Gründelhardt Abschied: Frankenhardter Rektor Ernst Zinke geht in den Ruhestand

Gründelhardt / CHRISTINE HOFMANN 24.07.2013
Eine Schultüte voll guter Wünsche bekam Rektor Ernst Zinke für seinen Ruhestand. Der Schulleiter der Grundschule Frankenhardt verabschiedete sich nach 39 Jahren aus dem Schuldienst.

"Als Lehrer warst du spitze, denn du machtest coole Witze", sangen die Schülerinnen des Schulchores und gaben ihrem Rektor eine Reihe guter Ideen für den Ruhestand mit auf den Weg. Zahlreiche Gratulanten schlossen sich mit ihren Wünschen bei der Feierstunde in der Frankenhalle in Gründelhardt an, in der Ernst Zinke 31 Jahre lang eine ganze Schülergeneration im Sportunterricht zum Schwitzen brachte.
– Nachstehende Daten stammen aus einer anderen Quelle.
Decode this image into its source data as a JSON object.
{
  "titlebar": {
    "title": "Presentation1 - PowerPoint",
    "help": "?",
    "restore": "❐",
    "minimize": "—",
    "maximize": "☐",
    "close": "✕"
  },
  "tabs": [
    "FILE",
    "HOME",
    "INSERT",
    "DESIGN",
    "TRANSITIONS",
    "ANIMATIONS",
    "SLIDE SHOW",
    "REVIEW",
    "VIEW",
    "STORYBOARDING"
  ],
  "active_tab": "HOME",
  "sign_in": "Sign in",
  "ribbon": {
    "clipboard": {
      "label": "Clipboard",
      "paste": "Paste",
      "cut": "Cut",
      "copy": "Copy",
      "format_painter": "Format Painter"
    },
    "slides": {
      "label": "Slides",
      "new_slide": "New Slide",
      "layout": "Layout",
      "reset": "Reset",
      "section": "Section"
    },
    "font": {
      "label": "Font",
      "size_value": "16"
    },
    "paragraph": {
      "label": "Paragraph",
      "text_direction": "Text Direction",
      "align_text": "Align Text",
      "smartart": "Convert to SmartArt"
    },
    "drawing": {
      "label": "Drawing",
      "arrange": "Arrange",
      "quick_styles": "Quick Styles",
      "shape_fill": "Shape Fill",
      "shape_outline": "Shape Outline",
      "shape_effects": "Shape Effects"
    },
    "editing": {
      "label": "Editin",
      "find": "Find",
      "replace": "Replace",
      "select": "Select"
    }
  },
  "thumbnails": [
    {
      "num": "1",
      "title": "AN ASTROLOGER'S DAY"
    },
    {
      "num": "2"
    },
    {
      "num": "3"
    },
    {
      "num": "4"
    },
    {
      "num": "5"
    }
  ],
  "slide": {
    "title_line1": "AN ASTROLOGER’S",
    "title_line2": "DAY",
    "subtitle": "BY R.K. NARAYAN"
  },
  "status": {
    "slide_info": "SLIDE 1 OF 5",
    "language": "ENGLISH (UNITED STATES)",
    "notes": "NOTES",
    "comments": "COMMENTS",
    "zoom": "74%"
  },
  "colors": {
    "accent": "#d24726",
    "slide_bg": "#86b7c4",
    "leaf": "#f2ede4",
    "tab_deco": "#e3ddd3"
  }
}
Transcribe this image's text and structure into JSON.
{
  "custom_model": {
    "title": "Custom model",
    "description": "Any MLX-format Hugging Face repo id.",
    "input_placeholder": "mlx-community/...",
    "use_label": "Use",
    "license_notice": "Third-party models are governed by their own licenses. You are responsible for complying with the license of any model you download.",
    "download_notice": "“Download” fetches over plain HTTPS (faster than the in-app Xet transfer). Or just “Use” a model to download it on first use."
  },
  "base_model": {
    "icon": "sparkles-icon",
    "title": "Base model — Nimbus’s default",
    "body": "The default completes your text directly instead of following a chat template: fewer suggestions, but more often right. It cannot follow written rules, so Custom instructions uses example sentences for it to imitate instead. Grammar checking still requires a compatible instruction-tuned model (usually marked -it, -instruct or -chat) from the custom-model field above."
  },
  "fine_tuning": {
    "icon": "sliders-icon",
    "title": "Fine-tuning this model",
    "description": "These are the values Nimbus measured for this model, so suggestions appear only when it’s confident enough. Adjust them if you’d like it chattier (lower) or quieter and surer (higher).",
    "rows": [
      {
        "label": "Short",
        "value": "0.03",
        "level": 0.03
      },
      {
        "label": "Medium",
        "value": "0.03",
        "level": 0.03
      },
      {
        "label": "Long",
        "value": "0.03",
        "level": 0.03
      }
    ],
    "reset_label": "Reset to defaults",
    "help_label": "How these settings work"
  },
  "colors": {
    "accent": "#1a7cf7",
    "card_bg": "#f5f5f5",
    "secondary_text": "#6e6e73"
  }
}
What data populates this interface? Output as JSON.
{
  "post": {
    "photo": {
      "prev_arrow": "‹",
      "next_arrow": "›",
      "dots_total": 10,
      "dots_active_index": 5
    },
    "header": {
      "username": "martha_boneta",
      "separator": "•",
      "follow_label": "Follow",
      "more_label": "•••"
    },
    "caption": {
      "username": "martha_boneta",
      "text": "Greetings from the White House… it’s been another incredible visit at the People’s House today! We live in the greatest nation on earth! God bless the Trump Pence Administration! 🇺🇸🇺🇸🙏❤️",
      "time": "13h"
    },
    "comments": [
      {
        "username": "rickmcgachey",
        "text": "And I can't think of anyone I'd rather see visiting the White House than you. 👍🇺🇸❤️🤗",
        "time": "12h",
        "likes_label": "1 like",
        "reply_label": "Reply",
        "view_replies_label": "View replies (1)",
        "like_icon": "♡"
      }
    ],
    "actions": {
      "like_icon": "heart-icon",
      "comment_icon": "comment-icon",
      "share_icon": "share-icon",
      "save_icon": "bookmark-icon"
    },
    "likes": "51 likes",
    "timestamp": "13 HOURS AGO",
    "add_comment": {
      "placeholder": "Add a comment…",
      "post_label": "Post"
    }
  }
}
Für Schweißausbrüche bei Rednern und Gästen waren diesmal allerdings die hochsommerlichen Temperaturen verantwortlich. Bevor Schulamtsdirektor Joachim Rimmele Ernst Zinke nach 39 Jahren Schuldienst in den Ruhestand verabschiedete, ließ er in einem Rückblick die Vita des 63-Jährigen Revue passieren. Zinke wuchs in Ellwangen auf, hier legte er das Abitur ab und ging zur Bundeswehr. 1971 begann er ein Studium an der Pädagogischen Hochschule Schwäbisch Gmünd mit den Fächern Leibeserziehung und Englisch. Für seine erste Anstellung an der Grundschule Rindelbach kehrte er in seine Heimatstadt zurück.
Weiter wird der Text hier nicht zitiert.